Chaque jour, un membre de SOS MEDITERRANEE vous donne sa vision des opérations de sauvetage en mer et des événements. Retrouvez ces chroniques en son, images et vidéos.

le 20/02/2019

[3 QUESTIONS A] Francis Vallat, président de SOS MEDITERRANEE France

Francis Vallat, président de SOS MEDITERRANEE France, a prêté sa plume à la revue Sens-Dessous n°25 intitulée "Humanités". En voici un extrait.

 

1. Quel est le cadre juridique des actions de SOS MEDITERRANEE ?  

 

C’est très simple, les conventions internationales sont notre guide. Nous respectons toujours scrupuleusement le droit de la mer et le droit humanitaire. « Les rescapés doivent être débarqués dans le lieu sûr le plus proche et dans les meilleurs délais ». Voilà ce que dit en substance le droit maritime international. Et je peux vous assurer que ce sont bien les ONG comme nous qui sommes du côté du droit en Méditerranée centrale depuis que l’Italie a fermé ses ports et a déclaré la guerre aux ONG, avec la complicité honteuse de bien des Etats dits de droit de notre Europe. Nous n’avions d’ailleurs aucun problème quand ce droit maritime, très clair, était respecté par tous.
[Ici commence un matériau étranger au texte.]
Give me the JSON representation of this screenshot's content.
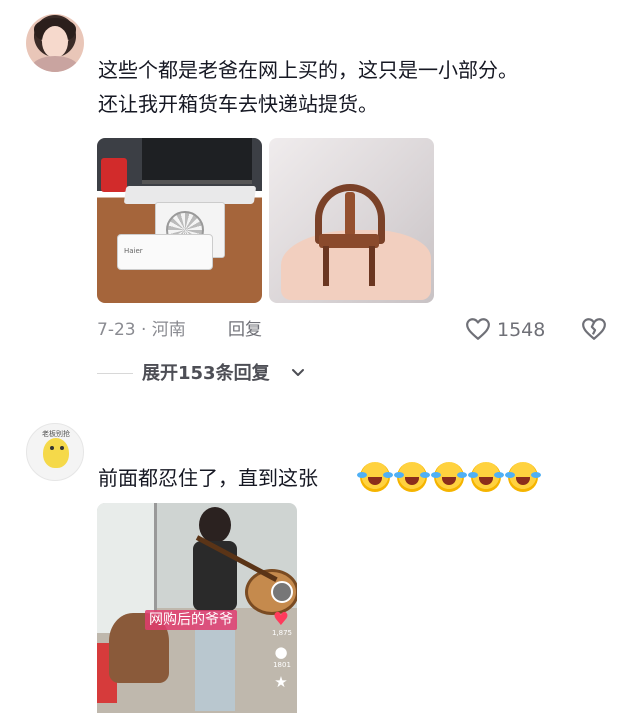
{
  "comments": [
    {
      "text_lines": [
        "这些个都是老爸在网上买的，这只是一小部分。",
        "还让我开箱货车去快递站提货。"
      ],
      "images": [
        "air-conditioner-model-photo",
        "miniature-chair-photo"
      ],
      "meta": {
        "date_location": "7-23 · 河南",
        "reply_label": "回复"
      },
      "like_count": "1548",
      "expand_label": "展开153条回复"
    },
    {
      "avatar_text": "老板别抢",
      "text": "前面都忍住了，直到这张",
      "emoji_count": 5,
      "emoji_name": "laughing-crying-emoji",
      "image": {
        "caption": "网购后的爷爷",
        "side_like_count": "1,875",
        "side_comment_count": "1801"
      }
    }
  ],
  "icons": {
    "like": "heart-outline-icon",
    "dislike": "broken-heart-icon",
    "expand": "chevron-down-icon"
  },
  "colors": {
    "text_primary": "#161823",
    "text_meta": "#8a8b91",
    "caption_bg": "#e03c6e"
  }
}
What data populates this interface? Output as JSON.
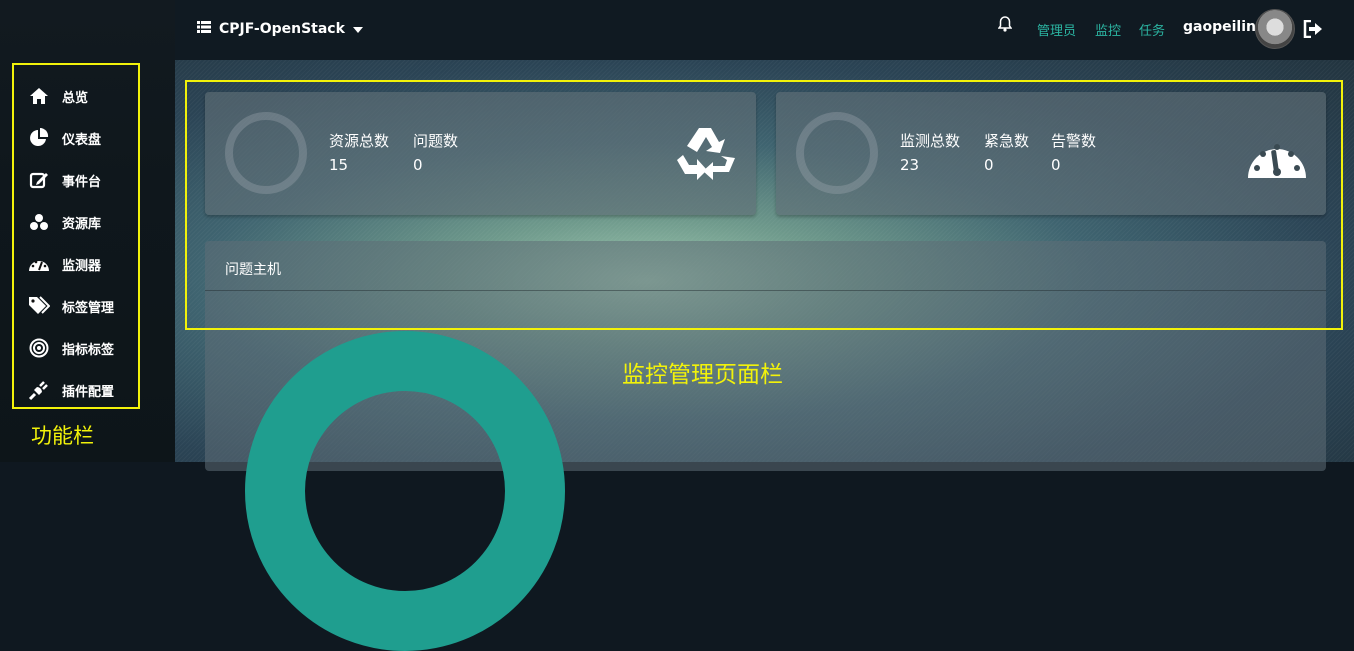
{
  "topbar": {
    "project": "CPJF-OpenStack",
    "links": [
      "管理员",
      "监控",
      "任务"
    ],
    "username": "gaopeilin"
  },
  "sidebar": {
    "items": [
      {
        "label": "总览",
        "icon": "home-icon"
      },
      {
        "label": "仪表盘",
        "icon": "pie-chart-icon"
      },
      {
        "label": "事件台",
        "icon": "edit-icon"
      },
      {
        "label": "资源库",
        "icon": "cubes-icon"
      },
      {
        "label": "监测器",
        "icon": "dashboard-icon"
      },
      {
        "label": "标签管理",
        "icon": "tags-icon"
      },
      {
        "label": "指标标签",
        "icon": "target-icon"
      },
      {
        "label": "插件配置",
        "icon": "plug-icon"
      }
    ],
    "caption": "功能栏"
  },
  "cards": [
    {
      "stats": [
        {
          "label": "资源总数",
          "value": "15"
        },
        {
          "label": "问题数",
          "value": "0"
        }
      ],
      "icon": "recycle-icon"
    },
    {
      "stats": [
        {
          "label": "监测总数",
          "value": "23"
        },
        {
          "label": "紧急数",
          "value": "0"
        },
        {
          "label": "告警数",
          "value": "0"
        }
      ],
      "icon": "dashboard-icon"
    }
  ],
  "issues_panel": {
    "title": "问题主机"
  },
  "main_caption": "监控管理页面栏",
  "colors": {
    "accent": "#2bb5a2",
    "annotation": "#f2f20a",
    "donut": "#1f9e8f"
  }
}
Au contraire nous recevions à cette époque de nombreuses récompenses et prix, décernés par l’Union Européenne, l’Unesco, tel ou tel jury européen ou africain. Aujourd’hui ce sont plutôt la calomnie et la désinformation qui nous assaillent, sans limite, sans sanction, sans rappels - suffisants en tout cas - à la simple vérité. Alors que, faut-il le rappeler, l’obligation de sauver quelqu’un qui se noie relève aussi de la nécessaire assistance à personne en danger qui est un principe de droit universel !

 

J’ajoute que nous n’agissons pas de notre propre chef ou seuls, sauf dans les cas de péril imminent qui demandent une intervention immédiate ou lorsque les centres de sécurité officiels ne nous répondent pas, ce qui se produit très fréquemment depuis que la zone de coordination des sauvetages en eaux internationales a été officiellement transférée vers la Libye en juin 2018. Et nous le faisons alors toujours en transparence (information systématique et demande d’instructions à tous les MRCC1 avoisinants, essentiellement l’Italie et Malte). Et en coordination avec ces autorités légales lorsque c’est possible bien sûr, ce qui fut toujours le cas jusqu’à la nouvelle situation chaotique créée en zone SAR2 libyenne il y a quelques mois (alors qu’elle relevait des autorités italiennes compétentes auparavant). Une zone où nous essayons systématiquement de dialoguer mais où - du fait de la situation déliquescente du pays et du comportement erratique des garde-côtes libyens – c’est presque toujours sans succès, c’est le moins qu’on puisse dire ! Et en plus nous sommes toujours sous leur menace de devoir ramener les naufragés sur le sol (l’enfer !) libyen qui n’est juridiquement pas un lieu sûr comme l’a rappelé opportunément et clairement le HCR3.

 

Oui, ce qui nous unit chez SOS MEDITERRANEE est « seulement » la nécessité du sauvetage au sens plein du terme ; or étant citoyens et légalistes nous ne demandons ensemble que l’application indiscutable du droit du sauvetage, c’est-à-dire des zones de débarquement proches des lieux de sauvetage et où les naufragés puissent être reçus et leur dignité respectée. Et nous obéirons et nous obéissons évidemment à toute instruction conforme à ce point majeur du droit international concernant la sauvegarde de la vie en mer.

 

Autre point de droit, nous n’avons pas violé, ni directement ni indirectement, de règles de pavillon quelles qu’elles soient (Gibraltar ou Panama par exemple). Au contraire nous respectons toutes les règles les plus strictes, comme le prouvent régulièrement les résultats systématiquement satisfaisants des nombreux contrôles PSC (contrôles portuaires effectués par les Etats des ports où nous escalons) auxquels nous avons été soumis. C’est d’ailleurs la raison pour laquelle ceux qui ont voulu tuer l’Aquarius n’ont eu comme possibilité que le colportage de mensonges, la désinformation, ou le chantage politique ou politico-économique à l’encontre des Etats qui pouvaient ou pourraient nous aider.

 

Votre question est pour moi l’occasion de rappeler que nous ne menaçons pas non plus l’identité européenne en sauvant les personnes en détresse. Nous la défendons au contraire, en mettant en œuvre et en appliquant les valeurs qui ont fait cette identité et la font encore aujourd’hui, et en réclamant le respect d’un droit qui a largement été créé par notre continent et que soutiennent officiellement tous les Etats de droit… précisément au nom de ces valeurs.

 

C’est l’instabilité créée par le chantage et les coups de force juridiques contre nous qui est dangereuse et menace l’âme de l’Europe.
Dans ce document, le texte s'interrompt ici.